月とスッポン ありのままは難しい
[民法では【親族】の範囲を、配偶者、6親等内の血族、3親等内の姻族が法律上の身分関係を示すもの定められています]
[広辞苑だと【家族】の定義は、夫婦の配偶関係や親子・兄弟などの血縁関係によって結ばれた親族関係を基礎にして成立する小集団。社会構成の基本単位。だよ]
[ネット辞書には家族とは、「【家】によって結ばれた繋がり・共同体」のことであり、一般的には、夫婦や親子その他の血縁。または、同じ家に住み生活を共にする者」という意味合いまで含めて用いられる表現。と表示されてますね]
みんな博学だし、検索早いよ
苦笑いをしてから、大きく息を吐く。
「って言うか、そもそも誰の《お母さん》?私の母親なら、写真すら見た事ないんですけど。
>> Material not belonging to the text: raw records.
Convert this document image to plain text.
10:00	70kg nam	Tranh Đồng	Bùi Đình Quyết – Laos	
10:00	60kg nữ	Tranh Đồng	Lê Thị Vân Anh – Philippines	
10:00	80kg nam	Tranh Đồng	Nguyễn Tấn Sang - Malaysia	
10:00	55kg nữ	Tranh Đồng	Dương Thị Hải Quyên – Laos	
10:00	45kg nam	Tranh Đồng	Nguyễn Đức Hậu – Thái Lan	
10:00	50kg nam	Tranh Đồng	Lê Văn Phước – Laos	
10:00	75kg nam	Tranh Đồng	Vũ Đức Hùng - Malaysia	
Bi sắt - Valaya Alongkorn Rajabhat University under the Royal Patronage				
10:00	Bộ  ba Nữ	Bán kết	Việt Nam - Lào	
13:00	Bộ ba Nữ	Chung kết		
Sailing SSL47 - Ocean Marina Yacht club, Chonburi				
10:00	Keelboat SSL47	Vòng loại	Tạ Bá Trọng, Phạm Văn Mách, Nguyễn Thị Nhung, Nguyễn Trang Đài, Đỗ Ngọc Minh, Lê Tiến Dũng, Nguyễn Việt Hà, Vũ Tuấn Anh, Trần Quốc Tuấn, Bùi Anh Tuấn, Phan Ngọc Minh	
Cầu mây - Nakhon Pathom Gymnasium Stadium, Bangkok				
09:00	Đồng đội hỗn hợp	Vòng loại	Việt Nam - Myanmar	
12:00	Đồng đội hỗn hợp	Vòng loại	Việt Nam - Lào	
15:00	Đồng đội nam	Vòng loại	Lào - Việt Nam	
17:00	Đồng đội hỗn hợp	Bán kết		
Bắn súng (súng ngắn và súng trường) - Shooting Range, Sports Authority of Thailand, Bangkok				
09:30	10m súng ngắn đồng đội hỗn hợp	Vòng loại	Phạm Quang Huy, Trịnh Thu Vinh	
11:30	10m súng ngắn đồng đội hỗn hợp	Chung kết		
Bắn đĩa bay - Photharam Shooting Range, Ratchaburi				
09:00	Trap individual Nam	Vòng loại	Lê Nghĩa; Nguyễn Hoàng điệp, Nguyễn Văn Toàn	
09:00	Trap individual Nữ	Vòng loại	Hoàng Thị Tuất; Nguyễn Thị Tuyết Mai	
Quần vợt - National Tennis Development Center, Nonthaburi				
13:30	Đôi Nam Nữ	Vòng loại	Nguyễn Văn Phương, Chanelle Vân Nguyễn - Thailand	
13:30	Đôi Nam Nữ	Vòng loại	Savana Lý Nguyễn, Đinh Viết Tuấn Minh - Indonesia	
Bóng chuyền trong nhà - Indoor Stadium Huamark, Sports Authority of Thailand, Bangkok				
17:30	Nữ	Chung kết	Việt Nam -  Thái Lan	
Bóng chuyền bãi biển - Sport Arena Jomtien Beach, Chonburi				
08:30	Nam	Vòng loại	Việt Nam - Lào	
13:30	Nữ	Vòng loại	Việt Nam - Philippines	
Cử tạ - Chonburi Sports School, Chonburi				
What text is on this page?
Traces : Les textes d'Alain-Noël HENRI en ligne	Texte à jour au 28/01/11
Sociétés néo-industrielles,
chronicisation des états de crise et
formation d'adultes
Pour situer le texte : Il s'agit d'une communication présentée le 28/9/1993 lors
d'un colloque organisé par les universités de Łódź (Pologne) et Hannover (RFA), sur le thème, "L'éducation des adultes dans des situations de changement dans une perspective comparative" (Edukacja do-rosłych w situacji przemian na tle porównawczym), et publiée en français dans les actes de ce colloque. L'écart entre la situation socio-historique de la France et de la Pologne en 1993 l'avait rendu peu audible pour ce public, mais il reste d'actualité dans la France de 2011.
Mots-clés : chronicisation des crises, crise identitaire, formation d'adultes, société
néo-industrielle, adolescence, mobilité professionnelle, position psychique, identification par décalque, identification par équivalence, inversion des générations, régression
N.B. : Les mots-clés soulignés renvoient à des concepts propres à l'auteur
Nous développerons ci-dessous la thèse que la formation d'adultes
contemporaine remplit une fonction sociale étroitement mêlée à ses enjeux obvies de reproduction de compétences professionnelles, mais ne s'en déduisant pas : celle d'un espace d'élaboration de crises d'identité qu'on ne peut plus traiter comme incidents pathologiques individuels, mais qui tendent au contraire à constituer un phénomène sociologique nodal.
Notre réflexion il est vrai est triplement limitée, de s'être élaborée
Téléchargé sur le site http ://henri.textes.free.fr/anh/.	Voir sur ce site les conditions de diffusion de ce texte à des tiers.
それにあなたの母親なら、私が看取って、すでに七回忌を終えましたが?」
『えっ』
「知りませんでしたか?一応連絡は入れさせていただきましたよ。これで弔慰上げしますって」
『私も色々と忙しくて』
「そうでしょうね。あなたはいつも忙しいですもんね。亡くなった時だって、貰えるもの全て受け取って焼香すら上げずに帰るぐらい多忙な日々を過ごしているかと思っていますよ」
[うわ、最悪]
[実母だろ]
[げすいな]
言いたい放題だ。
「で、誰の《お母さん》ですか?」
『早苗の、嫁の《お母さん》です』
「会った事もない人間の介護を無償でするわけがないじゃないですか!」
『家族じゃないか。お母さんには色々とお世話になったし。早苗にも色々と苦労をかけたから、少しでも希望に応えたい』
だんだんと声が小さくなっていく。
クレッシェンド?、デクレッシェンド?
そんな記号があったなと意識が飛ぶ。
[言いたい事を言ってしまいなさい]
[やっておしまい]
[言っちゃえ×2]
みんなの声に、目を閉じて大きく息を吐く。